I heard a lot of fantastic preaching this week at the “Together on a Mission” conference, but the most moving and challenging preach of all was delivered by someone who wasn’t even there.
PJ Smyth leads GodFirst Church in Johannesburg, South Africa, a church which he planted five years ago and which now gathers over two thousand worshippers in seven different venues. He was scheduled to speak at the “Together on a Mission” conference which is hosted by Newfrontiers in Brighton, UK, for 5000 church leaders, church planters and ordinary radicals, but he was forced to cancel only hours before he was due to catch his plane. He had discovered a suspicious lump in his shoulder and had been forced to stay at home to undergo medical testing. It looked like an early sign of lymphoma, and doctors needed to examine him fast.
Technically, therefore, PJ didn’t preach at “Together on a Mission”. In truth, however, he preached not just once but twice. He delivered his first preach via a text message which Terry Virgo read out to the conference. He described finding the lump, his painful biopsy and the way he was leading his wife and three young sons through the crisis. Then he ended his text-message sermon with a simple statement: “We worship while we wait.” It was as powerful a preach as anything he could have delivered in person.

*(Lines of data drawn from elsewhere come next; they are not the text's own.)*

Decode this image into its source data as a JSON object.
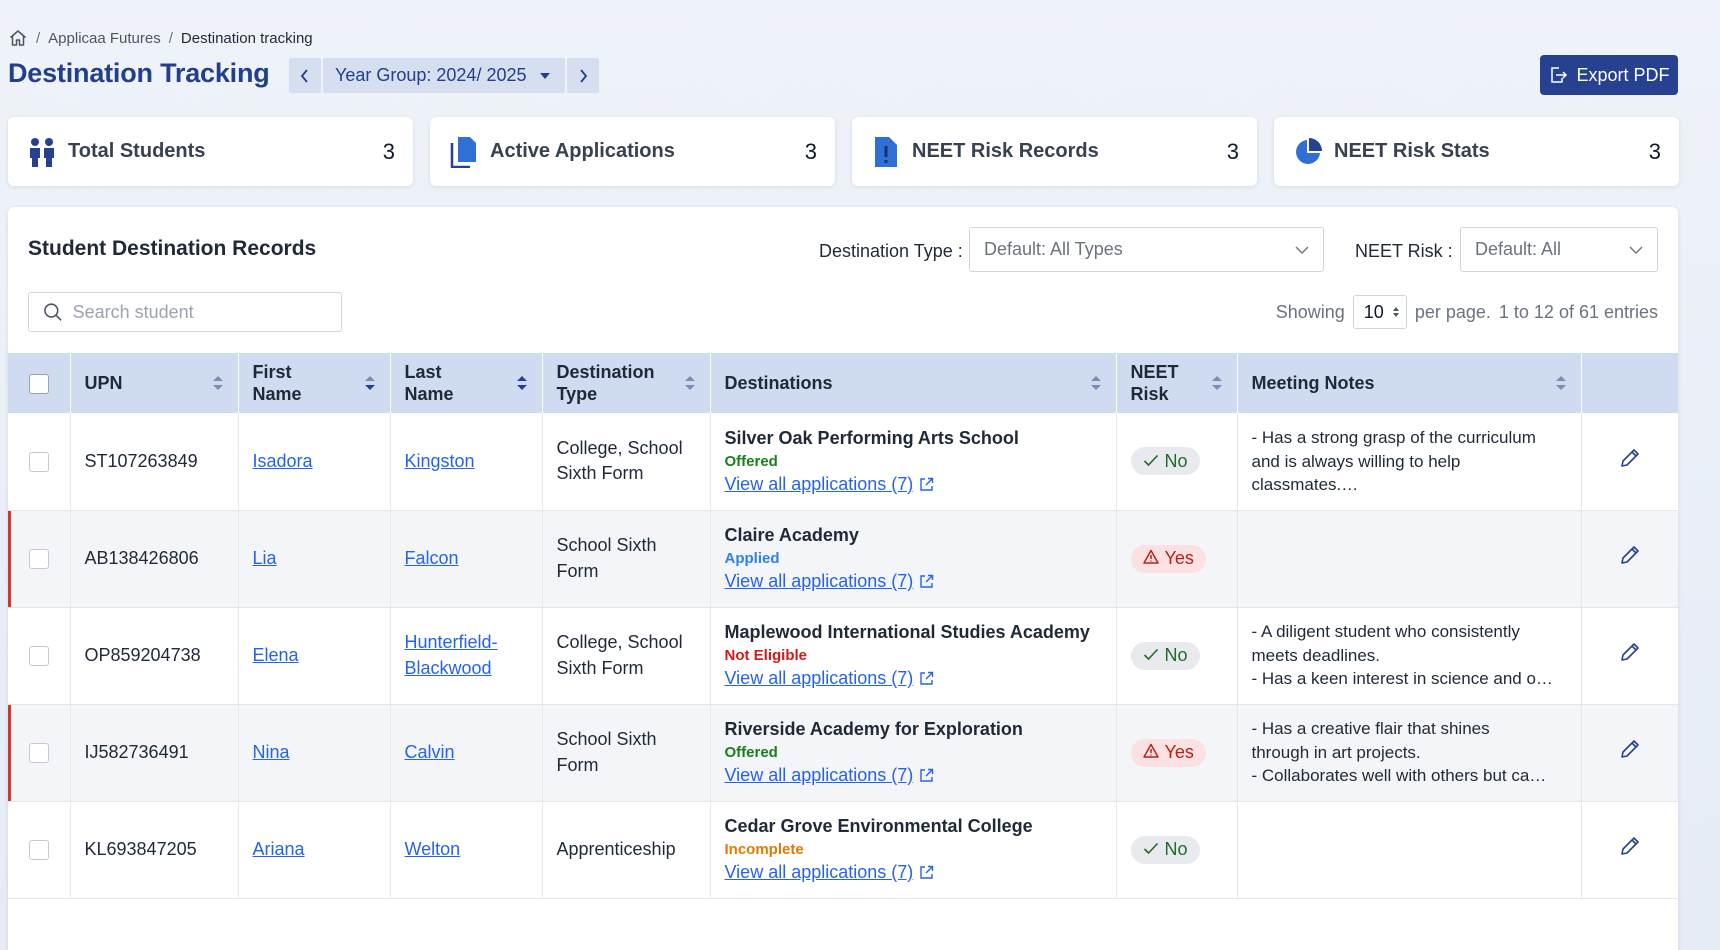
{
  "breadcrumb": {
    "items": [
      "Applicaa Futures",
      "Destination tracking"
    ],
    "separator": "/"
  },
  "header": {
    "title": "Destination Tracking",
    "year_group": "Year Group: 2024/ 2025",
    "export_label": "Export PDF"
  },
  "stats": [
    {
      "label": "Total Students",
      "value": "3",
      "icon": "people-icon"
    },
    {
      "label": "Active Applications",
      "value": "3",
      "icon": "documents-icon"
    },
    {
      "label": "NEET Risk Records",
      "value": "3",
      "icon": "alert-document-icon"
    },
    {
      "label": "NEET Risk Stats",
      "value": "3",
      "icon": "pie-chart-icon"
    }
  ],
  "panel": {
    "title": "Student Destination Records",
    "filter_type_label": "Destination Type :",
    "filter_type_value": "Default: All Types",
    "filter_risk_label": "NEET Risk :",
    "filter_risk_value": "Default: All",
    "search_placeholder": "Search student",
    "showing_label": "Showing",
    "per_page_value": "10",
    "per_page_suffix": "per page.",
    "entries_text": "1 to 12 of 61 entries"
  },
  "columns": [
    "UPN",
    "First Name",
    "Last Name",
    "Destination Type",
    "Destinations",
    "NEET Risk",
    "Meeting Notes"
  ],
  "rows": [
    {
      "upn": "ST107263849",
      "first": "Isadora",
      "last": "Kingston",
      "type": "College, School Sixth Form",
      "dest": "Silver Oak Performing Arts School",
      "status": "Offered",
      "status_class": "offered",
      "view": "View all applications (7)",
      "risk": "No",
      "notes": [
        "- Has a strong grasp of the curriculum",
        "and is always willing to help",
        "classmates.…"
      ]
    },
    {
      "upn": "AB138426806",
      "first": "Lia",
      "last": "Falcon",
      "type": "School Sixth Form",
      "dest": "Claire Academy",
      "status": "Applied",
      "status_class": "applied",
      "view": "View all applications (7)",
      "risk": "Yes",
      "notes": []
    },
    {
      "upn": "OP859204738",
      "first": "Elena",
      "last": "Hunterfield-Blackwood",
      "type": "College, School Sixth Form",
      "dest": "Maplewood International Studies Academy",
      "status": "Not Eligible",
      "status_class": "noteligible",
      "view": "View all applications (7)",
      "risk": "No",
      "notes": [
        "- A diligent student who consistently",
        "meets deadlines.",
        "- Has a keen interest in science and o…"
      ]
    },
    {
      "upn": "IJ582736491",
      "first": "Nina",
      "last": "Calvin",
      "type": "School Sixth Form",
      "dest": "Riverside Academy for Exploration",
      "status": "Offered",
      "status_class": "offered",
      "view": "View all applications (7)",
      "risk": "Yes",
      "notes": [
        "- Has a creative flair that shines",
        "through in art projects.",
        "- Collaborates well with others but ca…"
      ]
    },
    {
      "upn": "KL693847205",
      "first": "Ariana",
      "last": "Welton",
      "type": "Apprenticeship",
      "dest": "Cedar Grove Environmental College",
      "status": "Incomplete",
      "status_class": "incomplete",
      "view": "View all applications (7)",
      "risk": "No",
      "notes": []
    }
  ],
  "colors": {
    "brand": "#25418f",
    "title": "#233e8b",
    "link": "#2563eb",
    "header_row": "#cfdbf0",
    "risk_bar": "#d9342b"
  }
}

PJ’s second preach came this afternoon at the very end of the conference, again by text message. As Terry Virgo read the results of the biopsy, five thousand people listened and prayed for good news. PJ shared in his text message that the results had been disappointing. The lump was indeed lymphoma. He has cancer and will need chemotherapy. Then he concluded his second sermon with a cry of faith: “Blessed hurricane,” he said, “that blows us closer to God.” Even on the morning that he discovered he had cancer, PJ Smyth still exuded faith in his mighty God. It was one of the finest sermons he had ever preached.
I find PJ’s example very challenging, and hopefully you do too. He was echoing the words of Hudson Taylor, who in the midst of great tragedy declared that “It doesn’t matter how great the pressure is. What really matters is whether it comes between you and God or whether it presses you nearer his heart.”
So whatever trials and difficulties may face us today, let’s learn from the example of PJ Smyth, Hudson Taylor and the great men and women of faith all around us. Let’s worship while we wait and let’s praise God for his blessed hurricanes which drive us closer into him. As PJ explained at the end of his text message: “I am secure in the fortress of Romans 8:28 - We know that in all things God works for the good of those who love him, who have been called according to his purpose.”